Minister for Foreign Affairs (Mr. Cowen): Information on Brian Cowen Zoom on Brian Cowen I propose to take Questions Nos. 90, 106 and 118 together.

The Government decided in September 2000 to move progressively to the UN target for overseas development of 0.7% of GNP. The intention is that this target will be met by 2007 and that an interim target of 0.45% of GNP will be achieved by the end of 2002.

Following this decision, agreement was reached between the Ministers for Finance and Foreign Affairs on a three year allocation for Vote 39 for the period 2001-03. The amounts agreed were as follows:

  Vote 39 Increase onprevious year
  €millions €millions
2001 239 64
2002 372 133
2003 441 69

Of the total of €372 million available for 2002, some €254 million is being allocated to subhead B, the bilateral grant-in-aid. This amount differs from figures quoted in previous replies because administrative costs, previously covered as part of this subhead, have since been re-allocated to a new administrative budget, subhead A. A detailed breakdown of the total allocation of €372 million by subhead is provided in the Revised Estimates for Public Services 2002.
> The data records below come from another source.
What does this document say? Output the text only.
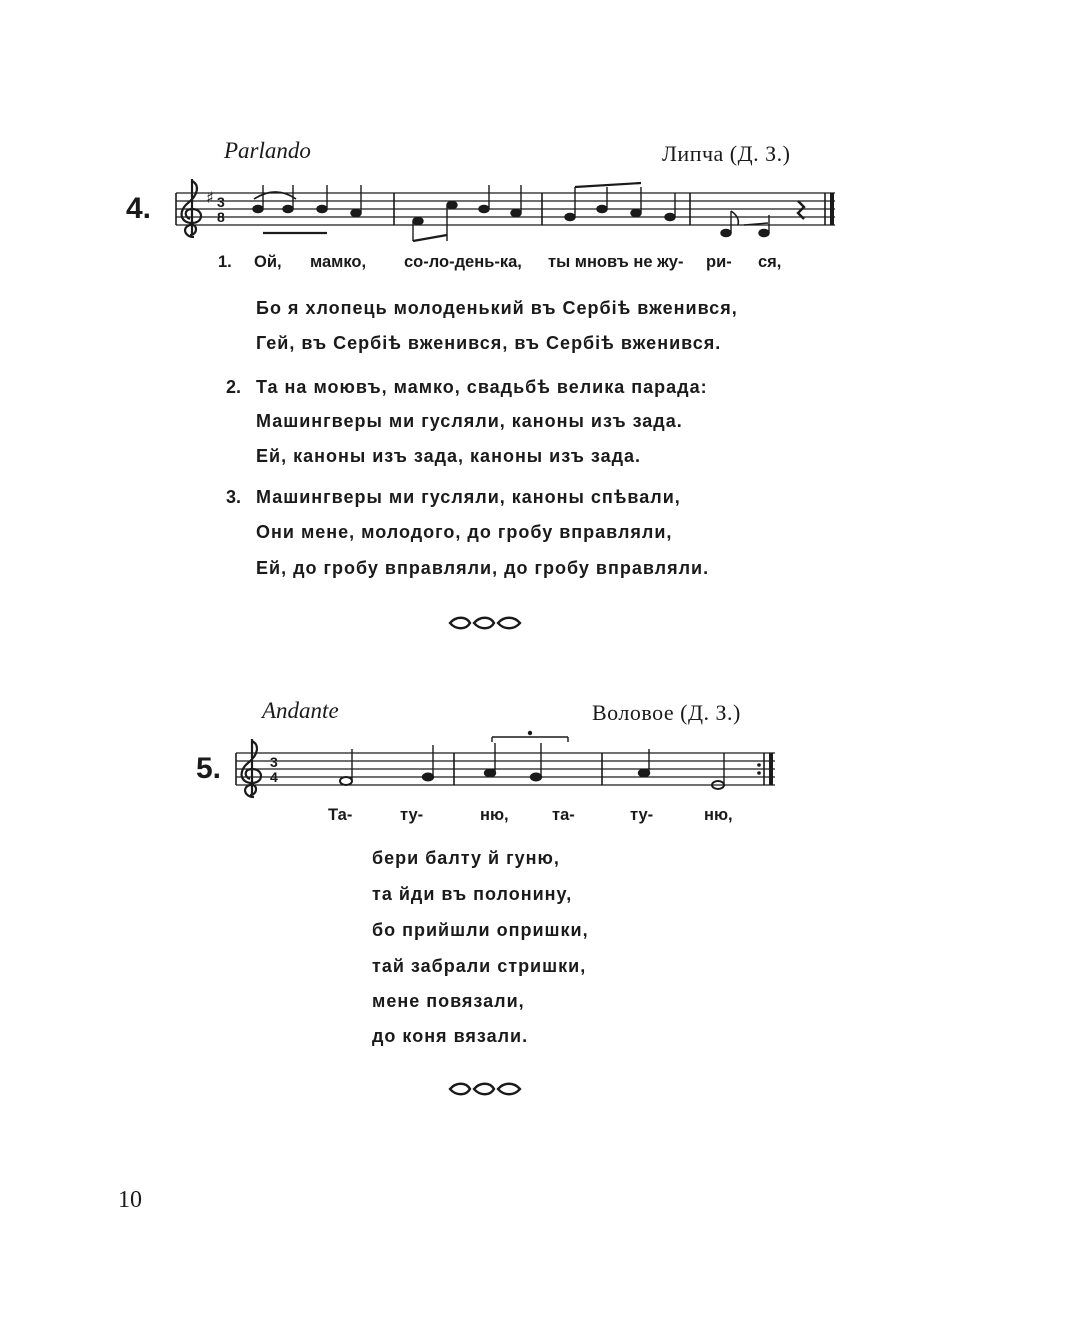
Parlando	Липча (Д. З.)
4.	♯ 3
8
1. Ой, мамко, со-ло-день-ка, ты мновъ не жу- ри- ся,
Бо я хлопець молоденький въ Сербiѣ вженився,
Гей, въ Сербiѣ вженився, въ Сербiѣ вженився.
2. Та на моювъ, мамко, свадьбѣ велика парада:
Машингверы ми гусляли, каноны изъ зада.
Ей, каноны изъ зада, каноны изъ зада.
3. Машингверы ми гусляли, каноны спѣвали,
Они мене, молодого, до гробу вправляли,
Ей, до гробу вправляли, до гробу вправляли.
Andante	Воловое (Д. З.)
5.	3
4
Та-	ту-	ню,	та-	ту-	ню,
бери балту й гуню,
та йди въ полонину,
бо прийшли опришки,
тай забрали стришки,
мене повязали,
до коня вязали.
10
Achievement of the 0.7% target will require further annual increases in funding and it is anticipated that the budget required in 2007 will be almost €1 billion. An increase of this order of magnitude will offer significant opportunities to strengthen our support across all areas of the existing programme as well as allowing scope for possible expansion in new directions and in the geographical spread of the programme.
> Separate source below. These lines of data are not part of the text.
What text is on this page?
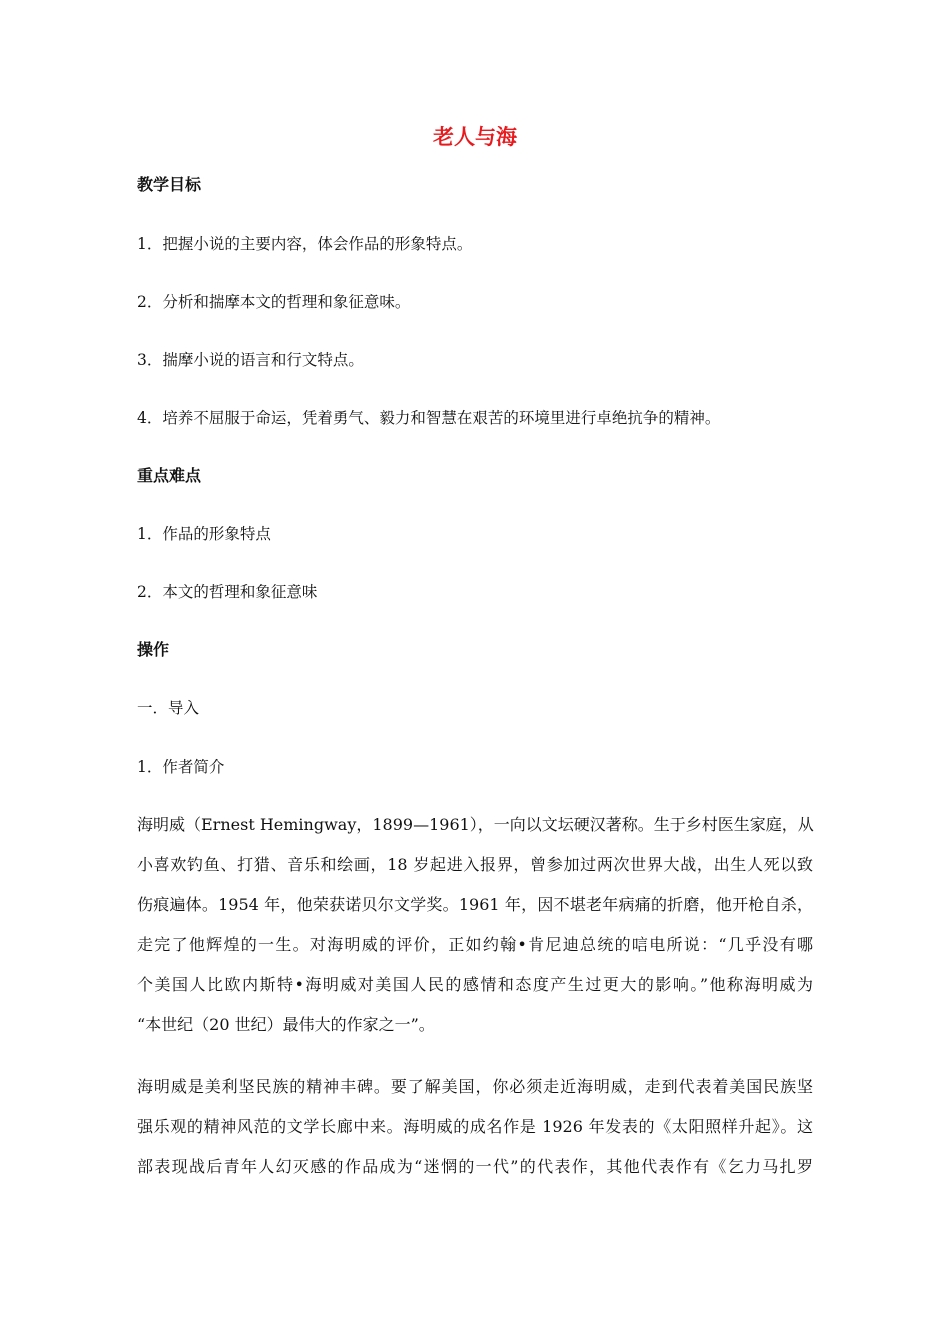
老人与海
教学目标
1．把握小说的主要内容，体会作品的形象特点。
2．分析和揣摩本文的哲理和象征意味。
3．揣摩小说的语言和行文特点。
4．培养不屈服于命运，凭着勇气、毅力和智慧在艰苦的环境里进行卓绝抗争的精神。
重点难点
1．作品的形象特点
2．本文的哲理和象征意味
操作
一．导入
1．作者简介
海明威（Ernest Hemingway，1899—1961），一向以文坛硬汉著称。生于乡村医生家庭，从
小喜欢钓鱼、打猎、音乐和绘画，18 岁起进入报界，曾参加过两次世界大战，出生人死以致
伤痕遍体。1954 年，他荣获诺贝尔文学奖。1961 年，因不堪老年病痛的折磨，他开枪自杀，
走完了他辉煌的一生。对海明威的评价，正如约翰•肯尼迪总统的唁电所说：“几乎没有哪
个美国人比欧内斯特•海明威对美国人民的感情和态度产生过更大的影响。”他称海明威为
“本世纪（20 世纪）最伟大的作家之一”。
海明威是美利坚民族的精神丰碑。要了解美国，你必须走近海明威，走到代表着美国民族坚
强乐观的精神风范的文学长廊中来。海明威的成名作是 1926 年发表的《太阳照样升起》。这
部表现战后青年人幻灭感的作品成为“迷惘的一代”的代表作，其他代表作有《乞力马扎罗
The reduction of poverty in its various manifestations is at the heart of Ireland's programme of assistance to developing countries. All of Ireland Aid's activities are planned with reference to the impact that they are likely to have in this regard. In addition, the geographical focus of the programme is primarily on developing countries in Africa. Increased funding is being made available in 2002 for all subheads. Under the bilateral aid subhead, support is given to a wide range of activities which combat poverty and starvation, while assistance under the subhead for the work of NGOs at local level will increase by one third over 2001. Significantly increased funding is also [816] being set aside for humanitarian relief in respect of disasters world wide.
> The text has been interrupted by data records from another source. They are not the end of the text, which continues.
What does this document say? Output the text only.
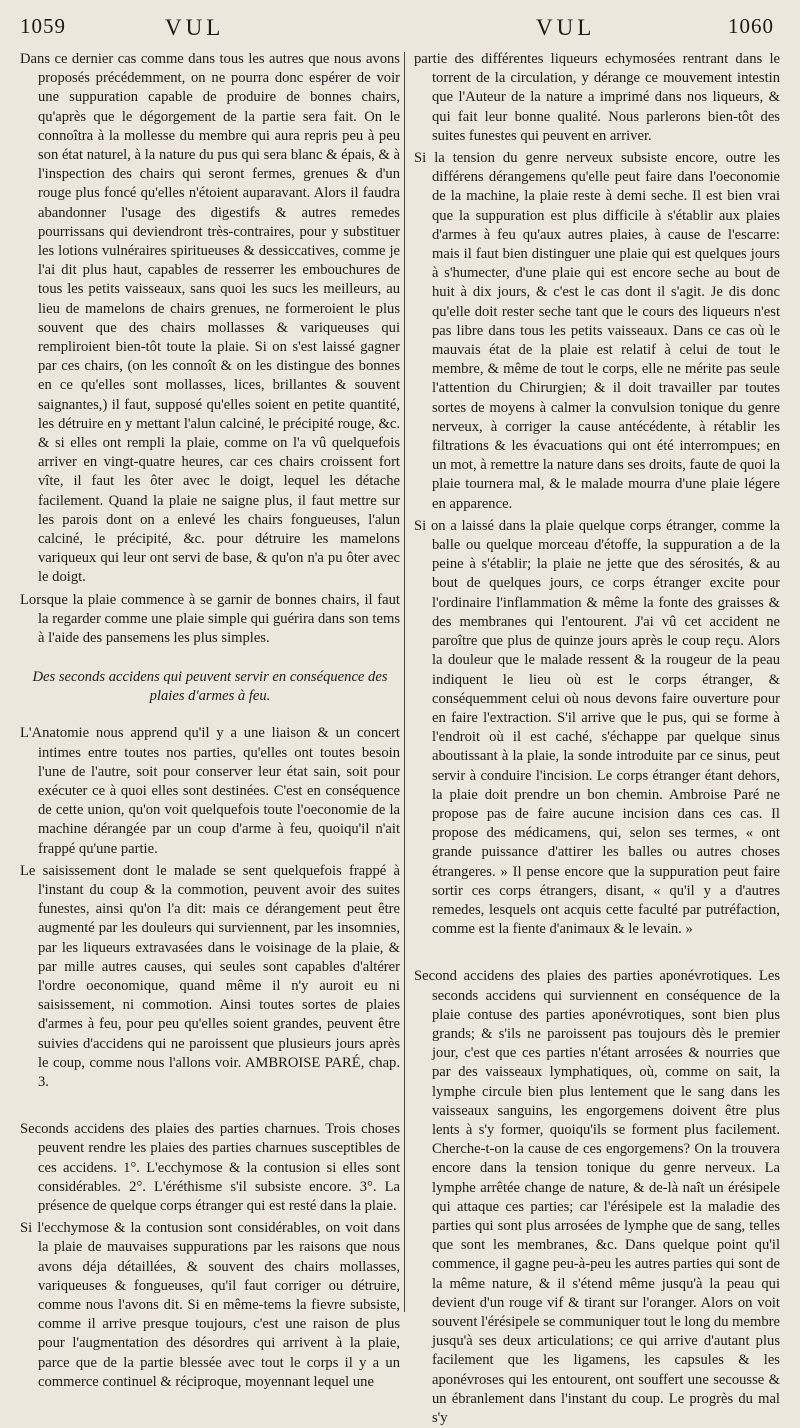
1059	VUL	VUL	1060

Dans ce dernier cas comme dans tous les autres que nous avons proposés précédemment, on ne pourra donc espérer de voir une suppuration capable de produire de bonnes chairs, qu'après que le dégorgement de la partie sera fait. On le connoîtra à la mollesse du membre qui aura repris peu à peu son état naturel, à la nature du pus qui sera blanc & épais, & à l'inspection des chairs qui seront fermes, grenues & d'un rouge plus foncé qu'elles n'étoient auparavant. Alors il faudra abandonner l'usage des digestifs & autres remedes pourrissans qui deviendront très-contraires, pour y substituer les lotions vulnéraires spiritueuses & dessiccatives, comme je l'ai dit plus haut, capables de resserrer les embouchures de tous les petits vaisseaux, sans quoi les sucs les meilleurs, au lieu de mamelons de chairs grenues, ne formeroient le plus souvent que des chairs mollasses & variqueuses qui rempliroient bien-tôt toute la plaie. Si on s'est laissé gagner par ces chairs, (on les connoît & on les distingue des bonnes en ce qu'elles sont mollasses, lices, brillantes & souvent saignantes,) il faut, supposé qu'elles soient en petite quantité, les détruire en y mettant l'alun calciné, le précipité rouge, &c. & si elles ont rempli la plaie, comme on l'a vû quelquefois arriver en vingt-quatre heures, car ces chairs croissent fort vîte, il faut les ôter avec le doigt, lequel les détache facilement. Quand la plaie ne saigne plus, il faut mettre sur les parois dont on a enlevé les chairs fongueuses, l'alun calciné, le précipité, &c. pour détruire les mamelons variqueux qui leur ont servi de base, & qu'on n'a pu ôter avec le doigt.

Lorsque la plaie commence à se garnir de bonnes chairs, il faut la regarder comme une plaie simple qui guérira dans son tems à l'aide des pansemens les plus simples.

Des seconds accidens qui peuvent servir en conséquence des plaies d'armes à feu.

L'Anatomie nous apprend qu'il y a une liaison & un concert intimes entre toutes nos parties, qu'elles ont toutes besoin l'une de l'autre, soit pour conserver leur état sain, soit pour exécuter ce à quoi elles sont destinées. C'est en conséquence de cette union, qu'on voit quelquefois toute l'oeconomie de la machine dérangée par un coup d'arme à feu, quoiqu'il n'ait frappé qu'une partie.

Le saisissement dont le malade se sent quelquefois frappé à l'instant du coup & la commotion, peuvent avoir des suites funestes, ainsi qu'on l'a dit: mais ce dérangement peut être augmenté par les douleurs qui surviennent, par les insomnies, par les liqueurs extravasées dans le voisinage de la plaie, & par mille autres causes, qui seules sont capables d'altérer l'ordre oeconomique, quand même il n'y auroit eu ni saisissement, ni commotion. Ainsi toutes sortes de plaies d'armes à feu, pour peu qu'elles soient grandes, peuvent être suivies d'accidens qui ne paroissent que plusieurs jours après le coup, comme nous l'allons voir. AMBROISE PARÉ, chap. 3.

Seconds accidens des plaies des parties charnues. Trois choses peuvent rendre les plaies des parties charnues susceptibles de ces accidens. 1°. L'ecchymose & la contusion si elles sont considérables. 2°. L'éréthisme s'il subsiste encore. 3°. La présence de quelque corps étranger qui est resté dans la plaie.

Si l'ecchymose & la contusion sont considérables, on voit dans la plaie de mauvaises suppurations par les raisons que nous avons déja détaillées, & souvent des chairs mollasses, variqueuses & fongueuses, qu'il faut corriger ou détruire, comme nous l'avons dit. Si en même-tems la fievre subsiste, comme il arrive presque toujours, c'est une raison de plus pour l'augmentation des désordres qui arrivent à la plaie, parce que de la partie blessée avec tout le corps il y a un commerce continuel & réciproque, moyennant lequel une

partie des différentes liqueurs echymosées rentrant dans le torrent de la circulation, y dérange ce mouvement intestin que l'Auteur de la nature a imprimé dans nos liqueurs, & qui fait leur bonne qualité. Nous parlerons bien-tôt des suites funestes qui peuvent en arriver.

Si la tension du genre nerveux subsiste encore, outre les différens dérangemens qu'elle peut faire dans l'oeconomie de la machine, la plaie reste à demi seche. Il est bien vrai que la suppuration est plus difficile à s'établir aux plaies d'armes à feu qu'aux autres plaies, à cause de l'escarre: mais il faut bien distinguer une plaie qui est quelques jours à s'humecter, d'une plaie qui est encore seche au bout de huit à dix jours, & c'est le cas dont il s'agit. Je dis donc qu'elle doit rester seche tant que le cours des liqueurs n'est pas libre dans tous les petits vaisseaux. Dans ce cas où le mauvais état de la plaie est relatif à celui de tout le membre, & même de tout le corps, elle ne mérite pas seule l'attention du Chirurgien; & il doit travailler par toutes sortes de moyens à calmer la convulsion tonique du genre nerveux, à corriger la cause antécédente, à rétablir les filtrations & les évacuations qui ont été interrompues; en un mot, à remettre la nature dans ses droits, faute de quoi la plaie tournera mal, & le malade mourra d'une plaie légere en apparence.

Si on a laissé dans la plaie quelque corps étranger, comme la balle ou quelque morceau d'étoffe, la suppuration a de la peine à s'établir; la plaie ne jette que des sérosités, & au bout de quelques jours, ce corps étranger excite pour l'ordinaire l'inflammation & même la fonte des graisses & des membranes qui l'entourent. J'ai vû cet accident ne paroître que plus de quinze jours après le coup reçu. Alors la douleur que le malade ressent & la rougeur de la peau indiquent le lieu où est le corps étranger, & conséquemment celui où nous devons faire ouverture pour en faire l'extraction. S'il arrive que le pus, qui se forme à l'endroit où il est caché, s'échappe par quelque sinus aboutissant à la plaie, la sonde introduite par ce sinus, peut servir à conduire l'incision. Le corps étranger étant dehors, la plaie doit prendre un bon chemin. Ambroise Paré ne propose pas de faire aucune incision dans ces cas. Il propose des médicamens, qui, selon ses termes, « ont grande puissance d'attirer les balles ou autres choses étrangeres. » Il pense encore que la suppuration peut faire sortir ces corps étrangers, disant, « qu'il y a d'autres remedes, lesquels ont acquis cette faculté par putréfaction, comme est la fiente d'animaux & le levain. »

Second accidens des plaies des parties aponévrotiques. Les seconds accidens qui surviennent en conséquence de la plaie contuse des parties aponévrotiques, sont bien plus grands; & s'ils ne paroissent pas toujours dès le premier jour, c'est que ces parties n'étant arrosées & nourries que par des vaisseaux lymphatiques, où, comme on sait, la lymphe circule bien plus lentement que le sang dans les vaisseaux sanguins, les engorgemens doivent être plus lents à s'y former, quoiqu'ils se forment plus facilement. Cherche-t-on la cause de ces engorgemens? On la trouvera encore dans la tension tonique du genre nerveux. La lymphe arrêtée change de nature, & de-là naît un érésipele qui attaque ces parties; car l'érésipele est la maladie des parties qui sont plus arrosées de lymphe que de sang, telles que sont les membranes, &c. Dans quelque point qu'il commence, il gagne peu-à-peu les autres parties qui sont de la même nature, & il s'étend même jusqu'à la peau qui devient d'un rouge vif & tirant sur l'oranger. Alors on voit souvent l'érésipele se communiquer tout le long du membre jusqu'à ses deux articulations; ce qui arrive d'autant plus facilement que les ligamens, les capsules & les aponévroses qui les entourent, ont souffert une secousse & un ébranlement dans l'instant du coup. Le progrès du mal s'y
Funding across the programme is allocated in a variety of ways. Support for the priority country programmes under the Bilateral Aid programme, for example, is channelled in the first instance through the Irish diplomatic missions in those countries. Funding for multilateral organisations is directed to the EU and various agencies of the United Nations. Support is made available to numerous NGOs either directly by the Development Co-operation Division in the form of block grants or co-financing of specific projects or via Irish diplomatic missions at local level.

My Department operates an extensive range of appraisal and evaluation mechanisms to ensure the effectiveness, sustainability and value for money of programmes supported. All budget lines are submitted for advance approval to an interdepartmental committee, on which the Department of Finance and other Departments interested in aid are represented. New proposals are approved in a three stage process which involves the use of independent consultants and with an interdepartmental committee as the final stage. Ireland Aid has an evaluation and audit unit which carries out an annual series of evaluations of various programmes and projects. The programme is subject to review by the OECD's Development Assistance Committee and my Department also participates in the system of public expenditure reviews co-ordinated through the Department of Finance.

Question No. 91 answered with Question No. 75.

Question No. 92 answered with Question No. 42.